As implicações políticas de um diagnóstico de câncer


Tumores na laringe provavelmente foram causados pelo fumo (Reprodução/AP)

Em 29 de outubro os brasileiros descobriram que Luiz Inácio Lula da Silva, o seu ex-presidente, havia sido diagnosticado com câncer. Os tumores em sua laringe provavelmente foram causados pelo fumo: apesar da pressão alta ter incentivado o homem de 66 anos a largar o vício no ano passado, ele começou quando era adolescente e gostava de cigarrilos (pequenos cigarros sem filtro). Dois dias depois ele começou a quimioterapia no Hospital Sírio Libanês em São Paulo, onde sua sucessora, Dilma Rousseff, foi tratada por um linfoma em 2009. Ele deve passar por radioterapia também, e cancelou todos os seus planos de viagem nos próximos três meses.

A sinceridade de Lula em relação a sua doença marca um forte contraste com o sigilo em relação à saúde do presidente da Venezuela, Hugo Chávez. Os brasileiros souberam do câncer de Lula no mesmo dia que ele; os venezuelanos só descobriram semanas depois de Chávez ter sido tratado de um “abscesso na pélvis” em Cuba que um tumor cancerígeno havia sido removido. Detalhes de sua condição permanecem desconhecidos.
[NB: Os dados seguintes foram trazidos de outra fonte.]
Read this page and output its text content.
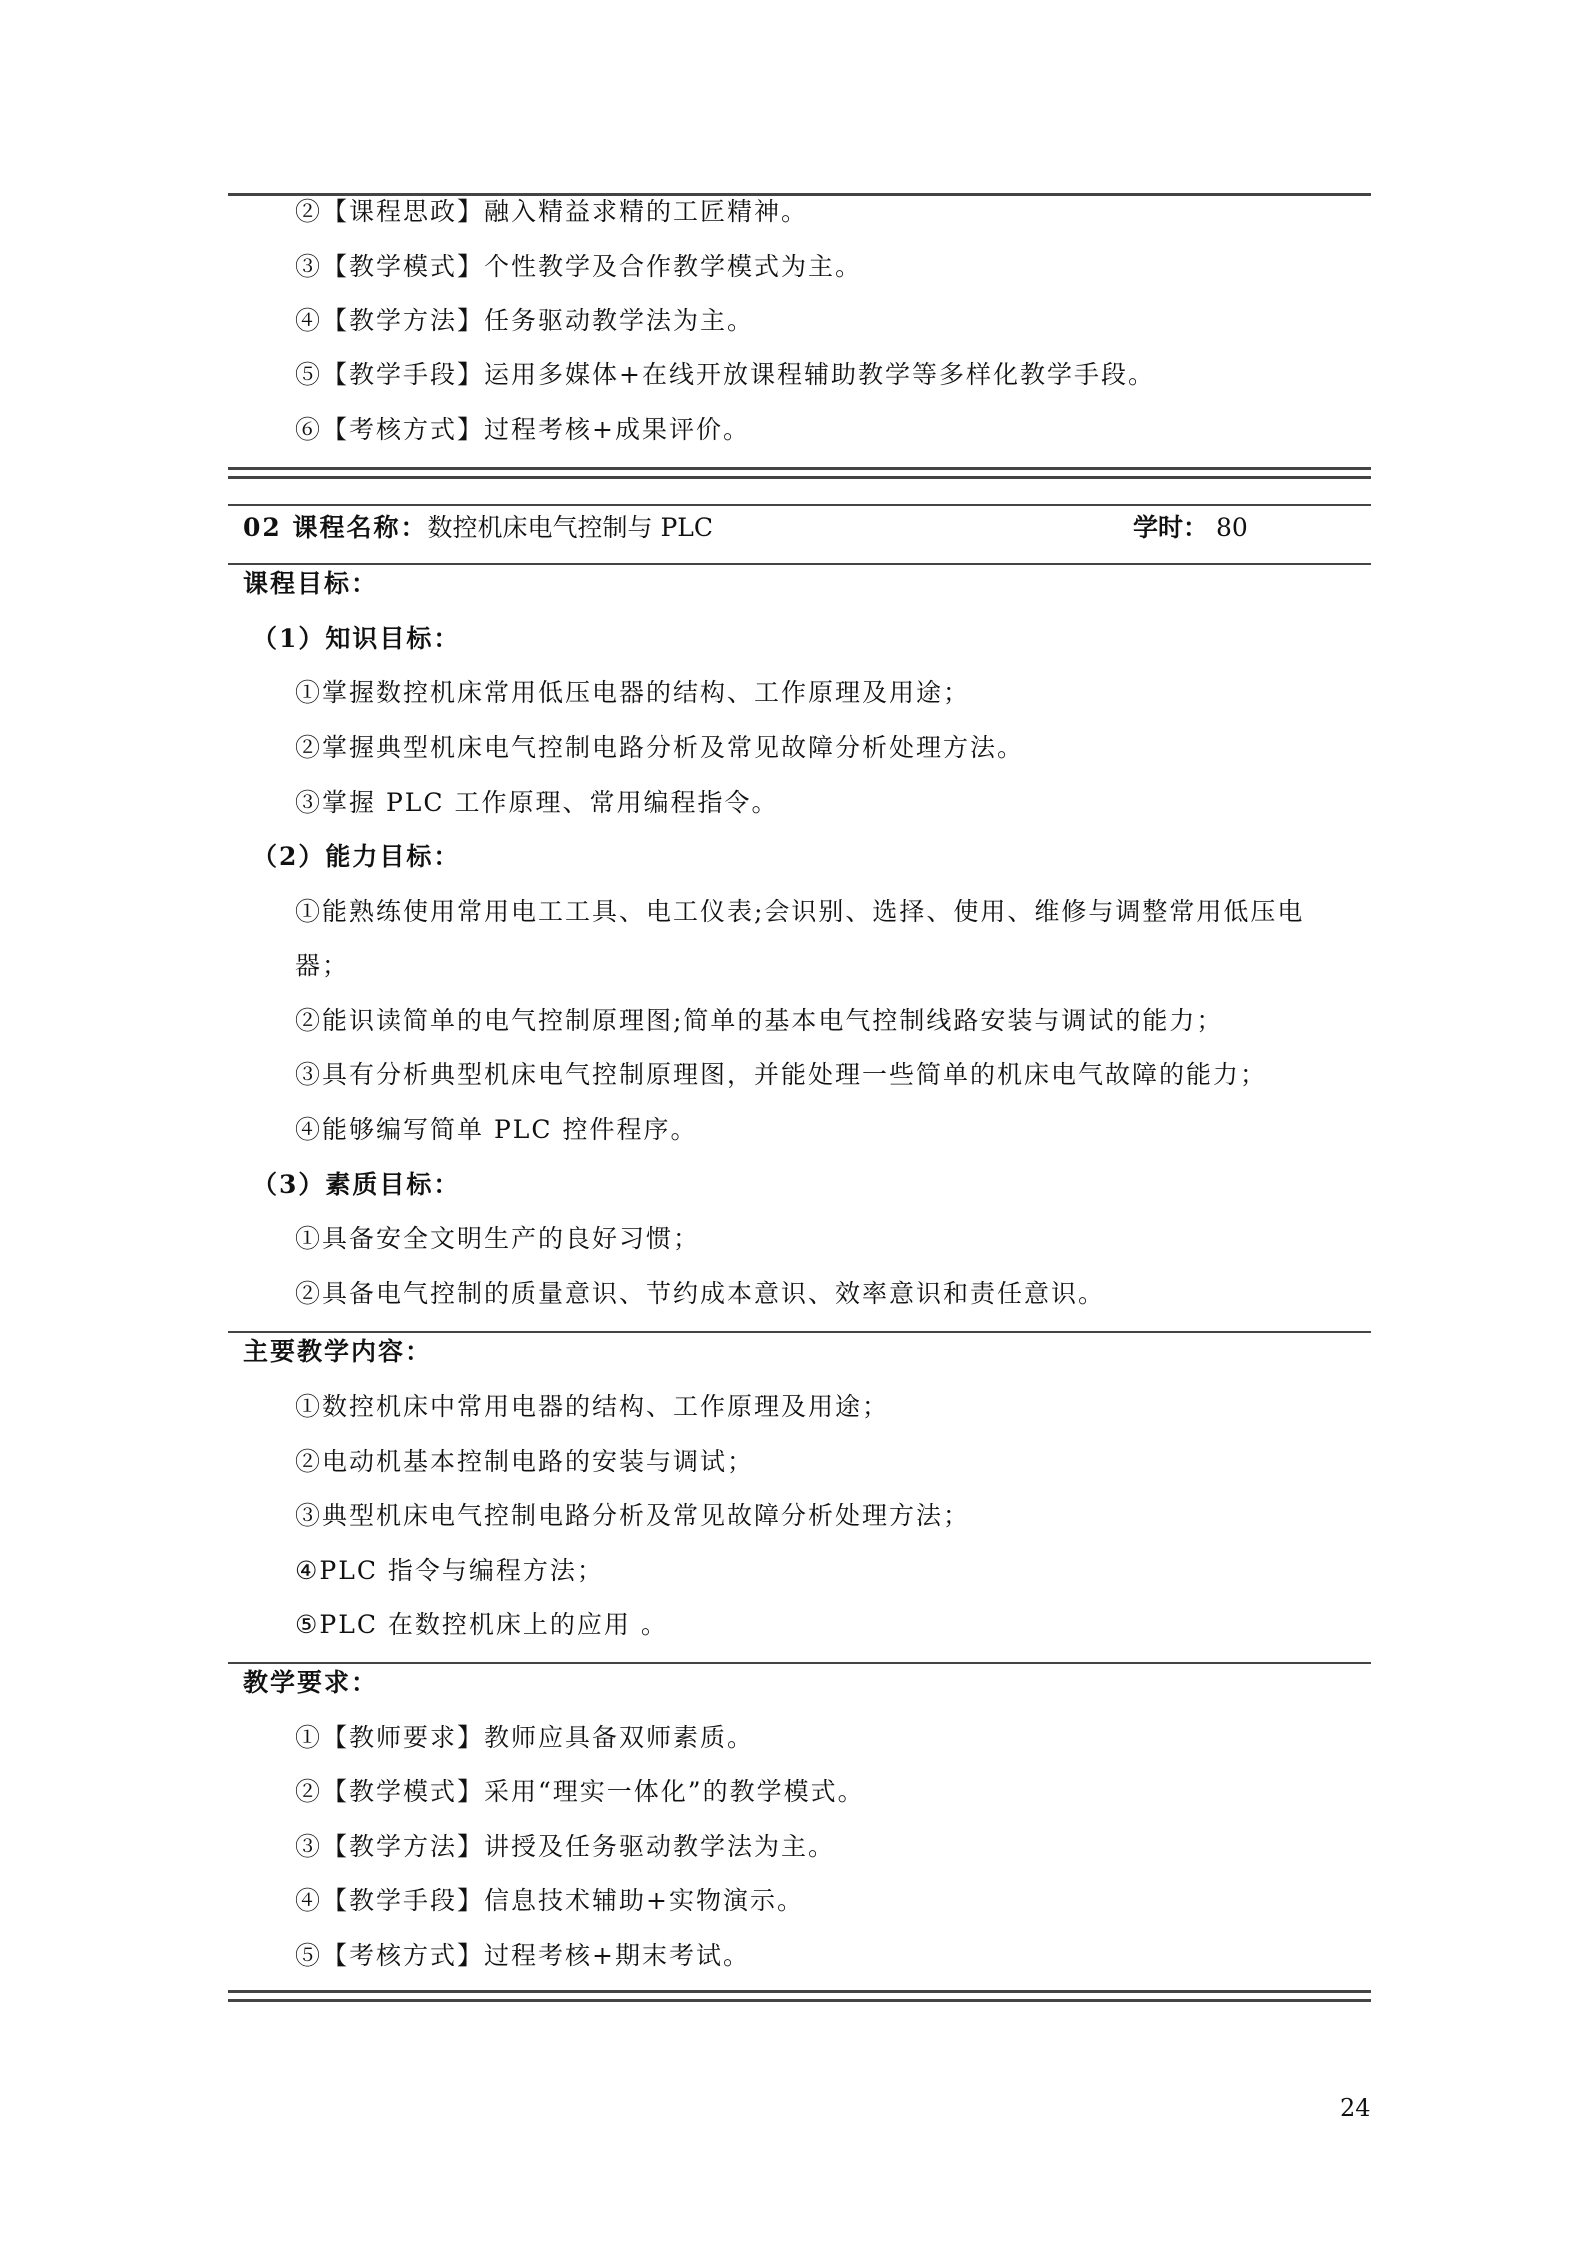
②【课程思政】融入精益求精的工匠精神。
③【教学模式】个性教学及合作教学模式为主。
④【教学方法】任务驱动教学法为主。
⑤【教学手段】运用多媒体+在线开放课程辅助教学等多样化教学手段。
⑥【考核方式】过程考核+成果评价。
02 课程名称：数控机床电气控制与 PLC	学时： 80
课程目标：
（1）知识目标：
①掌握数控机床常用低压电器的结构、工作原理及用途；
②掌握典型机床电气控制电路分析及常见故障分析处理方法。
③掌握 PLC 工作原理、常用编程指令。
（2）能力目标：
①能熟练使用常用电工工具、电工仪表;会识别、选择、使用、维修与调整常用低压电
器；
②能识读简单的电气控制原理图;简单的基本电气控制线路安装与调试的能力；
③具有分析典型机床电气控制原理图，并能处理一些简单的机床电气故障的能力；
④能够编写简单 PLC 控件程序。
（3）素质目标：
①具备安全文明生产的良好习惯；
②具备电气控制的质量意识、节约成本意识、效率意识和责任意识。
主要教学内容：
①数控机床中常用电器的结构、工作原理及用途；
②电动机基本控制电路的安装与调试；
③典型机床电气控制电路分析及常见故障分析处理方法；
④PLC 指令与编程方法；
⑤PLC 在数控机床上的应用 。
教学要求：
①【教师要求】教师应具备双师素质。
②【教学模式】采用“理实一体化”的教学模式。
③【教学方法】讲授及任务驱动教学法为主。
④【教学手段】信息技术辅助+实物演示。
⑤【考核方式】过程考核+期末考试。
24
Lula disse aos seus médicos que liberassem boletins de seu progresso; o time médico de Chávez ainda não disse uma palavra.

A imprensa brasileira reagiu à franqueza de Lula com preocupação. “Lula terá que ficar longe da bebida?”, perguntaram os jornalistas (Definitivamente). “Ele vai perder o cabelo?” (Talvez, e sua barba também) “E sua voz?” (por algum tempo, provavelmente, apesar de quimioterapia e radioterapia terem sido escolhidas no lugar de cirurgia parcialmente para proteger sua voz rouca). Curiosidade pública satisfeita, a mídia agora seguiu em frente. Enquanto na Venezuela, a televisão controlada pelo Estado repete que Chávez está curado, nas ruas os boatos correm soltos.

A não ser que haja uma recuperação incrível, os candidatos nas eleições locais de 2012 do Partido dos Trabalhadores de Lula terão que fazer campanha sem os seus endossos. Mas as palavras que ele conseguir dizer vão ser difíceis de ignorar. A empatia vai dar um peso maior às suas escolhas de candidatos e chamadas para união de coalizão.

Dilma gosta de passar as coisas a limpo com seu predecessor. Mas ela pode facilmente andar com as próprias pernas. E os conselhos de Lula tem errado o alvo recentemente. Ele aconselhou várias vezes que ela mantivesse ministros apesar de alegações de corrupção – apenas para ela acabar tendo que demiti-los dias depois.

Antes de assumir o cargo, a limitada experiência eleitoral de Dilma significava que ela seria apenas um guarda posto, uma vez que os presidentes brasileiros devem deixar de disputar uma eleição depois de servirem dois mandatos seguidos. Seu forte desempenho até agora botou essa ideia em cheque, e o próprio Lula disse que irá apoiar sua reeleição em 2014. Mas por trás das cenas alguns membros do partido clamam pelo retorno de Lula.

Como a própria Dilma prova, sobreviventes de câncer podem ser eleitos presidentes no Brasil. Mas apesar dos médicos de Lula dizerem que seu prognóstico é muito bom, tais vozes estão agora fadadas ao silêncio – pelo menos por enquanto.